Due quarti dei Chrome Cranks, un quarto dei Gang Green, un sesto dei Savages.
E anche se a volte il curriculum non conta, molte altre volte invece si, ed è proprio questo il caso degli Stabbing Jabs.
Mettendo a fattor comune l’amore per il suono stordente degli Stooges, Peter Aaron, William G. Weber, Chris Donnelly, Tim Moore e Andrew Jody mettono su un album che spacca le ossa, da quelli del cranio giù fino a quello sacro.
Si comincia con Broken Brain e l’immagine che ci si staglia in mente è quella dei Dead Boys, in una versione ancora più criminale e feroce. Bad Slime è invece una colata di metallo quasi post-core, come lo facevano negli anni ’90 formazioni come i Quicksand, dimenticati anch’essi. Un afflato, quello post-core, che è la vera matrice del gruppo, ciò che li differenzia sostanzialmente dai Chrome Cranks cui verranno per ovvi motivi paragonati e che invece qui affiorano solo raramente, per chi è capace di ascoltare senza giudizio a priori.
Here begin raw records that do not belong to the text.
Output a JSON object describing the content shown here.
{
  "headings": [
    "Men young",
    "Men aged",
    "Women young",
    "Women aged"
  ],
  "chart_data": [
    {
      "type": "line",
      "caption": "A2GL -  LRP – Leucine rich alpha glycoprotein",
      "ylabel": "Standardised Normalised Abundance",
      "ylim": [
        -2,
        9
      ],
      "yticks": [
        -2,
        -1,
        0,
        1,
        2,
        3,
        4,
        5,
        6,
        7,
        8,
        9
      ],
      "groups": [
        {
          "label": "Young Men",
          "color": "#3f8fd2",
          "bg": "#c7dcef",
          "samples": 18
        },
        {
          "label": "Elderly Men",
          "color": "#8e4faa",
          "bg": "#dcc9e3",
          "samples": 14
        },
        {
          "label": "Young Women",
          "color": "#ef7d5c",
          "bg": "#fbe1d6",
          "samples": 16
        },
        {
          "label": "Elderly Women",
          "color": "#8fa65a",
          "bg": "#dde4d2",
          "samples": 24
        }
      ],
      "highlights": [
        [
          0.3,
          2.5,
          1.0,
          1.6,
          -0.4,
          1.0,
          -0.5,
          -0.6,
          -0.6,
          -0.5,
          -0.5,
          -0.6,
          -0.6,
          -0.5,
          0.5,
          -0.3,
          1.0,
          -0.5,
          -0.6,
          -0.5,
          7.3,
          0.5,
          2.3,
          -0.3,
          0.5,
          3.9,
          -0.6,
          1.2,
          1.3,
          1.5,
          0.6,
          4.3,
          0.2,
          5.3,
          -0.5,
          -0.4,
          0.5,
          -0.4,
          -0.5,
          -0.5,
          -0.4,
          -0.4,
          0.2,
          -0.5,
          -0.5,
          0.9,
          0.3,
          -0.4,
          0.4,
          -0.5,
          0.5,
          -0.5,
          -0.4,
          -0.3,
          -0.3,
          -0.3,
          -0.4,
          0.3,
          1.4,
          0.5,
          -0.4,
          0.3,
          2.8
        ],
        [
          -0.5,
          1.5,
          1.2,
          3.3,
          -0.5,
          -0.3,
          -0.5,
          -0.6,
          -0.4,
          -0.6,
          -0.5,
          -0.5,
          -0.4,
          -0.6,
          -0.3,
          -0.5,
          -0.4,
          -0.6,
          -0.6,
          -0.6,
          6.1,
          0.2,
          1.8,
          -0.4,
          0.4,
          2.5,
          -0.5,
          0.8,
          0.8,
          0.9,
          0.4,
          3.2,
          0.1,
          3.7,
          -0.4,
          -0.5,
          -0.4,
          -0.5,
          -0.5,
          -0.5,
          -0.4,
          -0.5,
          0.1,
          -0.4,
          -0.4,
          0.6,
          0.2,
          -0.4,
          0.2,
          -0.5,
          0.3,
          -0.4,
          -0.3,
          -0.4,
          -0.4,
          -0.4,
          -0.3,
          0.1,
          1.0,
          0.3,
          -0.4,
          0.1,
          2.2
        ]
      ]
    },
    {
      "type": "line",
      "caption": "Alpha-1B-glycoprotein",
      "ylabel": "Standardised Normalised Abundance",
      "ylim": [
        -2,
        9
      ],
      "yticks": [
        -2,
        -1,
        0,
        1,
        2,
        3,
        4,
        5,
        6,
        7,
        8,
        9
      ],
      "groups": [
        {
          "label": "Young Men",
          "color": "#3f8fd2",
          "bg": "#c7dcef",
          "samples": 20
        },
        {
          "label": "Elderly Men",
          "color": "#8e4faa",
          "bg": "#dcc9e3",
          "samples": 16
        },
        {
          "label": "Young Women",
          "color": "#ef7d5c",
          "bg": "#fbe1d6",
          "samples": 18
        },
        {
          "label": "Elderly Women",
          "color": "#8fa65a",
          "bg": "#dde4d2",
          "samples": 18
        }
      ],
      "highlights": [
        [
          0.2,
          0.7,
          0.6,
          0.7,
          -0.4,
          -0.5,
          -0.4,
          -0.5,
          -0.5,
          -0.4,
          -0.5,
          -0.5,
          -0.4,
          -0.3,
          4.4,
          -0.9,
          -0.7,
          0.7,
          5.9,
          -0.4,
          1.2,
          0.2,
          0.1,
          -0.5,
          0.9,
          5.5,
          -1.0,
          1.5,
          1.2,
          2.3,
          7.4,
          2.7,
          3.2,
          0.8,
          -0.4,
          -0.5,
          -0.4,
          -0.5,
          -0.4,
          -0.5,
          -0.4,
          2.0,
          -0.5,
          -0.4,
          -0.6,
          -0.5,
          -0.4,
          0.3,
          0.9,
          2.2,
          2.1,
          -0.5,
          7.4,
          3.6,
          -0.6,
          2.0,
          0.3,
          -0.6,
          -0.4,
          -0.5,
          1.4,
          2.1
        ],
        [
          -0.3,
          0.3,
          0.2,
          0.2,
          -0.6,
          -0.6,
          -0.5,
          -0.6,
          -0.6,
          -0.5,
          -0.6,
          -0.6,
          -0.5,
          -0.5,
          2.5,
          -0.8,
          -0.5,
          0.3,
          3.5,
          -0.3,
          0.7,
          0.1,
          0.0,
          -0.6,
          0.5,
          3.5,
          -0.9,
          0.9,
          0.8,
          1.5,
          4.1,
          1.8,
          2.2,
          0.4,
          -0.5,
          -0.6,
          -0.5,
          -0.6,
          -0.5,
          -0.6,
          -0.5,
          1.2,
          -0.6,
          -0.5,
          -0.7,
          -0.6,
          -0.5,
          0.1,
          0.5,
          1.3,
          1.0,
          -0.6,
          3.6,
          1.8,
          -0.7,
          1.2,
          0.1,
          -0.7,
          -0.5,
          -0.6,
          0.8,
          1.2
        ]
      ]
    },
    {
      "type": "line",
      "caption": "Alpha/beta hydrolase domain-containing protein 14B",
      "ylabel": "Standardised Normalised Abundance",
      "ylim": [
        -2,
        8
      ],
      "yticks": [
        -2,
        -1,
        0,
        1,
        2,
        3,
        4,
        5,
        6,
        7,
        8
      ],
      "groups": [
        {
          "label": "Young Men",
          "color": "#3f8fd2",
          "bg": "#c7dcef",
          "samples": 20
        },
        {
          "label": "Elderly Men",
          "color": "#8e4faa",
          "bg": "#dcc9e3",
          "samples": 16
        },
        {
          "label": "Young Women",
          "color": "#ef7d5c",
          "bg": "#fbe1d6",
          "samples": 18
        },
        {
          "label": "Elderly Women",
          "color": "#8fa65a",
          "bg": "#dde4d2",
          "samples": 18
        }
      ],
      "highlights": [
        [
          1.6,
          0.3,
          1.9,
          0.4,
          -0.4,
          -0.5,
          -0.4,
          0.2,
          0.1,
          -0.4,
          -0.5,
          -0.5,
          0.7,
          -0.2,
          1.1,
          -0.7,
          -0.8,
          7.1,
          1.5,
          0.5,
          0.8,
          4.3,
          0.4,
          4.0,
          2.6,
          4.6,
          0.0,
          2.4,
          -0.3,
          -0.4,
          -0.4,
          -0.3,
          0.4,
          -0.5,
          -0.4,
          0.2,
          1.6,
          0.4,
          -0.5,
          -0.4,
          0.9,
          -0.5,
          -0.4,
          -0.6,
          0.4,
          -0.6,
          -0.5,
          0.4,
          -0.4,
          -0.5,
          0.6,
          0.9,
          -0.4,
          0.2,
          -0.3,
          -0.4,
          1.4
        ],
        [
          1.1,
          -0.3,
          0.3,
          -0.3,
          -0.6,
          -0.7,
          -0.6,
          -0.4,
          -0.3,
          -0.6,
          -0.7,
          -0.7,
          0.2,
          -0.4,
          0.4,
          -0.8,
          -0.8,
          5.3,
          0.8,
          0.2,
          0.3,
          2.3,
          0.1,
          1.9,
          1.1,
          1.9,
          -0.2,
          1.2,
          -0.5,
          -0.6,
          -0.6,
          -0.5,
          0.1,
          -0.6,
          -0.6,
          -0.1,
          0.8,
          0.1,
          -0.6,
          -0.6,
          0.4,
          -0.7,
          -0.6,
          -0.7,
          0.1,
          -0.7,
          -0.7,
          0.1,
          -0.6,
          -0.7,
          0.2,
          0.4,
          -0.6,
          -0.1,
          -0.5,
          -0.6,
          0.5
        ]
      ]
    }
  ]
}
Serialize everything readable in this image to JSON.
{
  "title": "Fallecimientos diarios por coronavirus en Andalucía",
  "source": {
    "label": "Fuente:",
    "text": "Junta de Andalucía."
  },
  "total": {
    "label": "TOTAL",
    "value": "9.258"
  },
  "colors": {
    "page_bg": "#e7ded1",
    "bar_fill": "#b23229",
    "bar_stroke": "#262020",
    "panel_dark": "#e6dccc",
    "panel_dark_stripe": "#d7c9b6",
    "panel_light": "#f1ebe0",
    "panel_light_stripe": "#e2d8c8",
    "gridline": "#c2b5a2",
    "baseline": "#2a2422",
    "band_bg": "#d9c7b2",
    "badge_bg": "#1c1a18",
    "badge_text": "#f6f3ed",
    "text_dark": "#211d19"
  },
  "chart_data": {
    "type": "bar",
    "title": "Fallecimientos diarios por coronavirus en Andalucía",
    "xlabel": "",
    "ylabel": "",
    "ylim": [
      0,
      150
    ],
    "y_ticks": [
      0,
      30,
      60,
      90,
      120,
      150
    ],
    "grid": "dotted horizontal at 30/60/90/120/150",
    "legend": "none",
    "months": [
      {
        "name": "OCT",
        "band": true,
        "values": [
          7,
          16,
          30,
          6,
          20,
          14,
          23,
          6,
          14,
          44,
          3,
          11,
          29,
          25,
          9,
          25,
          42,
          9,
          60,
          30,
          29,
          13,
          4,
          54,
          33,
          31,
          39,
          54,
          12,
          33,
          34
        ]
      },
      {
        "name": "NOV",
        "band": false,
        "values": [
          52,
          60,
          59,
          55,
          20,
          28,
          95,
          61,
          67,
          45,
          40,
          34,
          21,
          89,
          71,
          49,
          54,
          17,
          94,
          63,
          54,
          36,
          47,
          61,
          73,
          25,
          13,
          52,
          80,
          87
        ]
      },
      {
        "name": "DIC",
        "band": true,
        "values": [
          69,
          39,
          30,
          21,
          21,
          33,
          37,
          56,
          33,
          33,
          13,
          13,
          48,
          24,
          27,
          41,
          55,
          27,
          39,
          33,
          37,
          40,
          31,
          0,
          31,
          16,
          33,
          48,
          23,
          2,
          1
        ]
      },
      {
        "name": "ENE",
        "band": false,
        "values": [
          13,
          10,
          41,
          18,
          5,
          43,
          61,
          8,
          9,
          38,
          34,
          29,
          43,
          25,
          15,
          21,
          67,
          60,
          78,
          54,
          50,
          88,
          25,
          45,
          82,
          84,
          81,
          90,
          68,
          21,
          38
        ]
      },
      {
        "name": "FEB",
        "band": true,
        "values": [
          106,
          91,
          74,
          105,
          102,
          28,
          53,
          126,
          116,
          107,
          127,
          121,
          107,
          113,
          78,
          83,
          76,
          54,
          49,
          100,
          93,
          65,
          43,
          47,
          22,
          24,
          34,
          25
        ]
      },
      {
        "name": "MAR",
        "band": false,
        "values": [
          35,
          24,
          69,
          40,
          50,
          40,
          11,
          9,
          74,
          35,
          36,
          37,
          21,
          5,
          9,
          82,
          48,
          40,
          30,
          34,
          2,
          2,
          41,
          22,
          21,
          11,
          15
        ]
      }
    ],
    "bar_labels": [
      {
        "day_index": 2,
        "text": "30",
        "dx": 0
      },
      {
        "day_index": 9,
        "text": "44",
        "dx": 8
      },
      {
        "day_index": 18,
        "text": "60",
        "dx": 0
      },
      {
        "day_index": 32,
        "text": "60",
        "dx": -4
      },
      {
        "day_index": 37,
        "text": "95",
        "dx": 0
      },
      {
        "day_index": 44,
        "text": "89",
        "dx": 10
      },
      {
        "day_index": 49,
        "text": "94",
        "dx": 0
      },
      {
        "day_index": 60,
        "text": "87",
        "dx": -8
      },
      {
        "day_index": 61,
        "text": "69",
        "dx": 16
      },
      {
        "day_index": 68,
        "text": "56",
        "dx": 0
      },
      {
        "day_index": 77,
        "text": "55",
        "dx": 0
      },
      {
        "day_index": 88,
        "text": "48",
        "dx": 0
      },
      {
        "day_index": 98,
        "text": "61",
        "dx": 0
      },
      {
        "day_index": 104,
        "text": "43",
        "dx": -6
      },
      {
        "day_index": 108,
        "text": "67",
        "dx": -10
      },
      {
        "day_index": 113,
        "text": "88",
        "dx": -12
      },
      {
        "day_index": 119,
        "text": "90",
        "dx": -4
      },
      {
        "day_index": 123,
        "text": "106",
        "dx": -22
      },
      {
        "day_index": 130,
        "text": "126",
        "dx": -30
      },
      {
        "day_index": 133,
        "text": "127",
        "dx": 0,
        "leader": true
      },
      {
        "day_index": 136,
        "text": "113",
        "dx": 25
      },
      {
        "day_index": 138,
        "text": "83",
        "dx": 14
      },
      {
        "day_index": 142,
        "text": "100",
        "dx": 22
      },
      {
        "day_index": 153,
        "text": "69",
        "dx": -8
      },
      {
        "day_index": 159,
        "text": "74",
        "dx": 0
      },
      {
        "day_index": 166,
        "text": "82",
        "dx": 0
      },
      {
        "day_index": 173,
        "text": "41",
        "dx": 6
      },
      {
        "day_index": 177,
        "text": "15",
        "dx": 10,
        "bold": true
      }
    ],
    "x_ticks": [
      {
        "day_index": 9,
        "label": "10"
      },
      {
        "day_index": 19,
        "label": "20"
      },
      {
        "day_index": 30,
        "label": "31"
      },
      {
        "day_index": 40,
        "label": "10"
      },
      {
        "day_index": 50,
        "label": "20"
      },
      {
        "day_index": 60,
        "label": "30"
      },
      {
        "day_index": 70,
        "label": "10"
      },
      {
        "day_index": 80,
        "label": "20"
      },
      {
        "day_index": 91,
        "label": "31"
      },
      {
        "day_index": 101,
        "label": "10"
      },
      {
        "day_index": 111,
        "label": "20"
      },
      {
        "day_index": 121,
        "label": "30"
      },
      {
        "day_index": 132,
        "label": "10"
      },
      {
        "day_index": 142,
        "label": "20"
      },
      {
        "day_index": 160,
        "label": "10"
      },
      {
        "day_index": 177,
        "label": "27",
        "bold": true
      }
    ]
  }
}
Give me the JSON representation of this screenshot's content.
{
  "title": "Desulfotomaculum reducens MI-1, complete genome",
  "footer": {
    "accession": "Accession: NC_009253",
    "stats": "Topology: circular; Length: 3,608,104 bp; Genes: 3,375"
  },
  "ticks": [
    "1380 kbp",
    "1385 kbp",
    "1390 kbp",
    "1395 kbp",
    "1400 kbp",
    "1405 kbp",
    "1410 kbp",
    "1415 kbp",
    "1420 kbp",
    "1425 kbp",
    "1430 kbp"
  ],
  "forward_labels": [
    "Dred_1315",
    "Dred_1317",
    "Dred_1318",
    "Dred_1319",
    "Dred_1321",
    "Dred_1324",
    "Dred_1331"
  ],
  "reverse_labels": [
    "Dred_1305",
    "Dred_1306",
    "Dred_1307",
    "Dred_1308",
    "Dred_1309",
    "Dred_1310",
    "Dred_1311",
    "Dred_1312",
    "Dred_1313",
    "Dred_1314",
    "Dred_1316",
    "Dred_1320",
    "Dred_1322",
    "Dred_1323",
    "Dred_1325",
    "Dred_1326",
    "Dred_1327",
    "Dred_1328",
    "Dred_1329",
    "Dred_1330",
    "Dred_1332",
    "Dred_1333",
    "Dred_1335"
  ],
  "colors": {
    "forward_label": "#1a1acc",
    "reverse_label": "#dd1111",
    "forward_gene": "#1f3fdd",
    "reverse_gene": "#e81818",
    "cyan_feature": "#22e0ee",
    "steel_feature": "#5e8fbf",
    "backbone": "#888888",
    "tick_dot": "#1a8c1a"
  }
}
Alle radici del punk si avvitano del resto le due cover del disco, recuperate dalle macerie dei bombardamenti su Cincinnati (Little in Doubt e Go-Go Wah-Wah dei Verbs e Dennis the Menace).
La band ha la forza esplosiva che le premesse lasciavano intuire, con pezzi clamorosi come Little Lamb, Drowning Girls, Radiation Love e il delirante cingolato noise di You’re a Drag a fare il vuoto attorno, ora che tutti sembrano affascinati dalle buone maniere e ammansiti dalla loro pensione da pompieri dimenticando di quando si professavano incendiari.